Century Screens StudioLightMagazine1910 88

Century Head Screen - Model B

The standard or support for the different screens is identical - the difference being in the shape of the frame upon which the screens are stretched and in the color of the cloth used for screening.

Then in addition to these head screens there is another screen - a combination screen known as "The Century Universal Head and Side Screen." The top of head screen is rectangular and is divided into squares of different density, as shown in the illustration.

Century Screens StudioLightMagazine1910 89

The Century Universal Head and Side Screen

This top screen revolves and with it any degree of light intensity can be thrown on any part of the sitter. For example, you arrange the skylight curtains to allow a given amount of light to enter the operating room and to get the desired general direction or proper angle. You then place your sitter and bring this head screen into use. You find that the light is too strong or not quite strong enough after the screen is placed. All that you have to do in this case is to revolve the screen and change the intensity of the light to the desired degree without rearrangement of the skylight curtains.

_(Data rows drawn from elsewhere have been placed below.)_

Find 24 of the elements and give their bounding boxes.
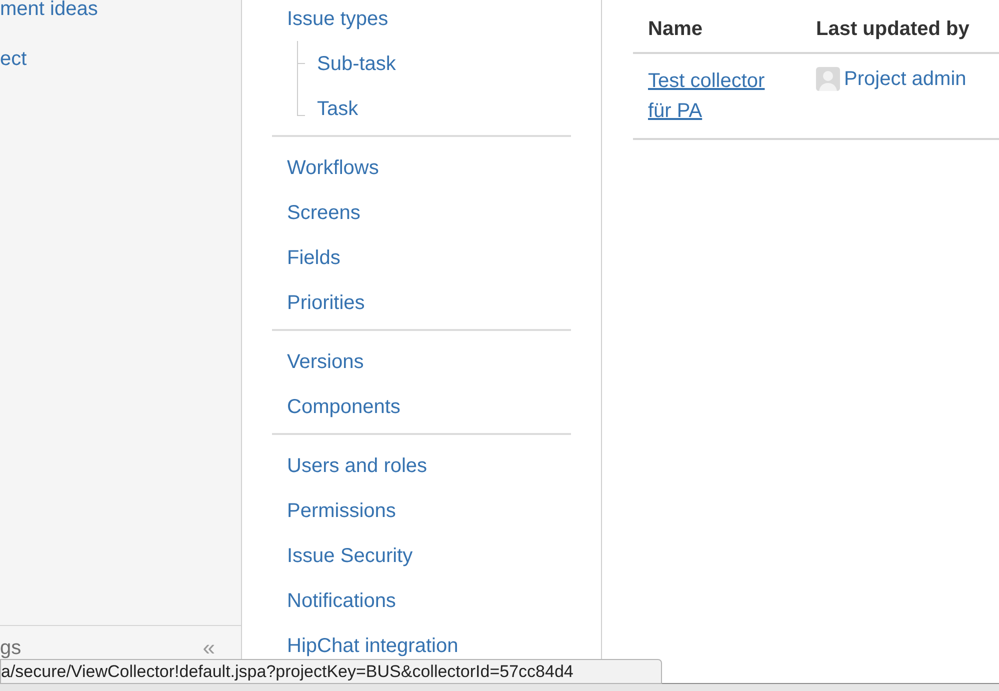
nav-link[interactable]: Fields (287, 246, 340, 270)
nav-link[interactable]: Issue Security (287, 544, 413, 568)
nav-link[interactable]: Versions (287, 350, 364, 374)
nav-link[interactable]: Permissions (287, 498, 396, 522)
nav-link[interactable]: Issue types (287, 6, 388, 30)
nav-link[interactable]: Priorities (287, 290, 365, 314)
nav-link[interactable]: HipChat integration (287, 634, 458, 658)
nav-link[interactable]: Components (287, 394, 400, 418)
sidebar-footer-label: gs (0, 636, 22, 660)
sidebar-link[interactable]: ect (0, 47, 27, 71)
nav-link[interactable]: Task (317, 96, 358, 120)
column-header: Name (633, 6, 801, 53)
column-header: Last updated by (801, 6, 999, 53)
nav-link[interactable]: Screens (287, 200, 360, 224)
nav-link[interactable]: Workflows (287, 156, 379, 180)
status-url-tooltip: a/secure/ViewCollector!default.jspa?projectKey=BUS&collectorId=57cc84d4 (0, 659, 662, 684)
nav-link[interactable]: Sub-task (317, 52, 396, 76)
avatar-icon (816, 67, 840, 91)
user-link[interactable]: Project admin (844, 67, 966, 91)
sidebar-link[interactable]: ment ideas (0, 0, 98, 21)
nav-link[interactable]: Notifications (287, 588, 396, 612)
nav-link[interactable]: Users and roles (287, 454, 428, 478)
collector-link[interactable]: Test collector für PA (648, 66, 788, 126)
collapse-sidebar-button[interactable]: « (202, 636, 215, 660)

The side screen can be used as a screen or as a reflector and can be instantly adjusted to any position.

Both models of the Century Head Screen and the Century Universal Head and Side Screen are equipped with improved quick acting clamps or locks and the rods are heavily nickeled. In appearance there is nothing left to be desired and they are well made and substantial throughout.

The Price

Century Head Screen, Model A...... $5.00 Century Head Screen, Model B ….......... 5.00 Century Universal Head and Side Screen............8.50

Pine Tar

An Ohio photographer who read the article for treating chemical poisoning in a recent number writes us his experience which may be of benefit to others similarly affected.

He advises the use of "pine tar" applied to the affected parts before retiring. To keep the pine tar on the hands the use of a pair of loose fitting canvas gloves is advised, and the photographer's faith in this treatment is so strong that it leads him to make the statement that the hands will heal over night. In the morning wash the hands with head-light oil to remove the pine tar. In stubborn cases this treatment should be repeated until a cure is effected.

In closing he says: "My experience is one of the worst in the country. I have spent a few hundred dollars for professional treatment and patent ointments and had no control over the disease until I used pine tar. No doctor or ointment bills to pay simply ten cents worth of pine tar will do it."

Chemical poisoning, while not common and in most cases not serious, should receive prompt attention, as it may cause much trouble and inconvenience if neglected. Consult a good physician in regard to the use of any ointment or other course of treatment before adopting it. The remedy in this article and those given in previous issues are simple and undoubtedly harmless, but it is better to talk it over with the family physician, as self medication without the guiding advice of a doctor is a serious mistake.